Тогда Наставник стал рассказывать мне о Змее:
— Тот Змей, что был обвит вокруг Древа рая, и вокруг хребта… — сказал он. — Одни называют его Кундалини, другие — Астральным огнем…
Это послание Наставник передал мне не словами, а песней.
В течение года я оставался подле Наставника, надеясь, что буду принят. Я был одним из свиты, окружавшей воина; среди нас почти не было мыслителей, все мы были людьми действия. Согласно молве, корни нашего Ордена тянулись из Индии, а может и Тибета. Он опирался лишь на знаки, его целью было сосредоточение на космических вибрациях; он действовал согласно правилам, установленным еще в Ледниковый период и утраченным с затоплением Атлантиды. Мне сообщили, что дочеловеческая мудрость была сохранена древним гималайским орденом, который использовал ее в космической войне. Это был орден воинов, намеренных взять небеса штурмом, здесь не было святых или мистиков. Особым образом такой подход взывал и ко мне.
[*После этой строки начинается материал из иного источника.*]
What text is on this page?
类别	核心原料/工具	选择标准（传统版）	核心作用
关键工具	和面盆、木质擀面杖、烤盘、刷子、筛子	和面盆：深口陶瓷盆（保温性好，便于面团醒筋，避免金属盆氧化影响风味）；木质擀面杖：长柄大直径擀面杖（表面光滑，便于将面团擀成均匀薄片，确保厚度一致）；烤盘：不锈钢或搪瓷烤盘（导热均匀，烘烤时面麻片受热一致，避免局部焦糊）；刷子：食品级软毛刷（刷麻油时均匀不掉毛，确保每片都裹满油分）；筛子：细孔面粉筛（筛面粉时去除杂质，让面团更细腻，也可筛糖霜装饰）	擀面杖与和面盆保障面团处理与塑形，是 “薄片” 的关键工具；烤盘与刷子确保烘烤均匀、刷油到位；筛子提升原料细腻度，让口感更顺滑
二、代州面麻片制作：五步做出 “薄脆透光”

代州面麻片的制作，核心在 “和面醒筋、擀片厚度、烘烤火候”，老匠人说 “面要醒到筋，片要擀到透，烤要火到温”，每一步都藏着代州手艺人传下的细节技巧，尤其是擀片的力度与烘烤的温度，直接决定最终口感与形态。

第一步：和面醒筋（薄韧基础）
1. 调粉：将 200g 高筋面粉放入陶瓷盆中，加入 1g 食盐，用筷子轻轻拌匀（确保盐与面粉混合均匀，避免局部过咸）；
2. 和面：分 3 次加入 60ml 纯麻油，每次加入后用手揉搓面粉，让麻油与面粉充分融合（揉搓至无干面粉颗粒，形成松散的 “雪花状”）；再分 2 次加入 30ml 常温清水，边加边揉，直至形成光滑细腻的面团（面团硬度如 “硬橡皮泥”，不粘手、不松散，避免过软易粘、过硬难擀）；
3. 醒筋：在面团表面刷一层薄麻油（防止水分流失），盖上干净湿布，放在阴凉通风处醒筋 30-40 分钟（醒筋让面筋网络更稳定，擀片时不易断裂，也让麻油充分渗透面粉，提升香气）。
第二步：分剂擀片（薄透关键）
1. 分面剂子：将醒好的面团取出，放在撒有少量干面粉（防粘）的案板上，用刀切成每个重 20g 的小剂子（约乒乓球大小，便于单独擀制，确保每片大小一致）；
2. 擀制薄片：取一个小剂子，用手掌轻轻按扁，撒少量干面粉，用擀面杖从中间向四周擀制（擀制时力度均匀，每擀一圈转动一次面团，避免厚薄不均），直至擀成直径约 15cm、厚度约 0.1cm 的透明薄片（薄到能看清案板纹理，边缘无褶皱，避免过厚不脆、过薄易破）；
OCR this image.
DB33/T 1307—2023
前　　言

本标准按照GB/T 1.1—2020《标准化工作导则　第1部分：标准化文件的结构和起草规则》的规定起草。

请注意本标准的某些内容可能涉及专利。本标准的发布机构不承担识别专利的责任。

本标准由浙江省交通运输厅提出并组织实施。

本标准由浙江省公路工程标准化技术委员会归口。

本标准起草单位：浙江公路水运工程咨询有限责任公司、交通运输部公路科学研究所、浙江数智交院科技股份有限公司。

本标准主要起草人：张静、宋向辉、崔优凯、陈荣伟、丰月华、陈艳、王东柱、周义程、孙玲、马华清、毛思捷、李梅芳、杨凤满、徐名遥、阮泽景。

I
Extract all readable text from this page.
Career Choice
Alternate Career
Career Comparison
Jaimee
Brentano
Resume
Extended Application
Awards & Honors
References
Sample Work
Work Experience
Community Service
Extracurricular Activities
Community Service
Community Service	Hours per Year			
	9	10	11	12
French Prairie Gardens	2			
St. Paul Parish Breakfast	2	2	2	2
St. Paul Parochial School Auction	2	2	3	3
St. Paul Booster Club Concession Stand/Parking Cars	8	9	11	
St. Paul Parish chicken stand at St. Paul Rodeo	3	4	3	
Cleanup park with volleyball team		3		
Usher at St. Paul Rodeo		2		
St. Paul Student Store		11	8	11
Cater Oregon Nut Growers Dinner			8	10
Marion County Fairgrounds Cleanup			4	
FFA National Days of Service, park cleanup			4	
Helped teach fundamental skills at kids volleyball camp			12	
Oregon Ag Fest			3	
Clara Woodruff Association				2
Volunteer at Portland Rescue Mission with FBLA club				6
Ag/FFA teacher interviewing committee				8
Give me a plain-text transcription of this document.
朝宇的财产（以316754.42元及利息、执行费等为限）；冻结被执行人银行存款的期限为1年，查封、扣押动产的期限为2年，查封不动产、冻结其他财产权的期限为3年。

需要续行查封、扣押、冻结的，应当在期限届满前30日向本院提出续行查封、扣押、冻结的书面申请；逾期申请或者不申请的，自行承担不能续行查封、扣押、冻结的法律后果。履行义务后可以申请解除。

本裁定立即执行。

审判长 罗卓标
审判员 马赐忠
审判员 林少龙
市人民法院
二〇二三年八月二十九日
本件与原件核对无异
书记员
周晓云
И вот пришел день, когда Наставник достал из ножен меч и коснулся им моего плеча, а другие воины, тоже с мечами, обступили меня кругом. И тогда мне был дан первый знак, который должен был освободить меня от оков тела и открыть путь к иному плану. Ночью я начертил знак поверх сердца, и заключил его в нарисованный пальцем круг. В тот же момент ко мне пришло уже знакомое ощущение, и с тех пор так было всякий раз — вибрации отвечали на знак, как будто некие невидимые силы принимали его.
Наставник велел не сопротивляться обморочным чарам, но отдаться их воле.
— Ты не должен бояться, — сказал он, — ты должен сражаться и сокрушить Змея знаком, который есть у тебя теперь.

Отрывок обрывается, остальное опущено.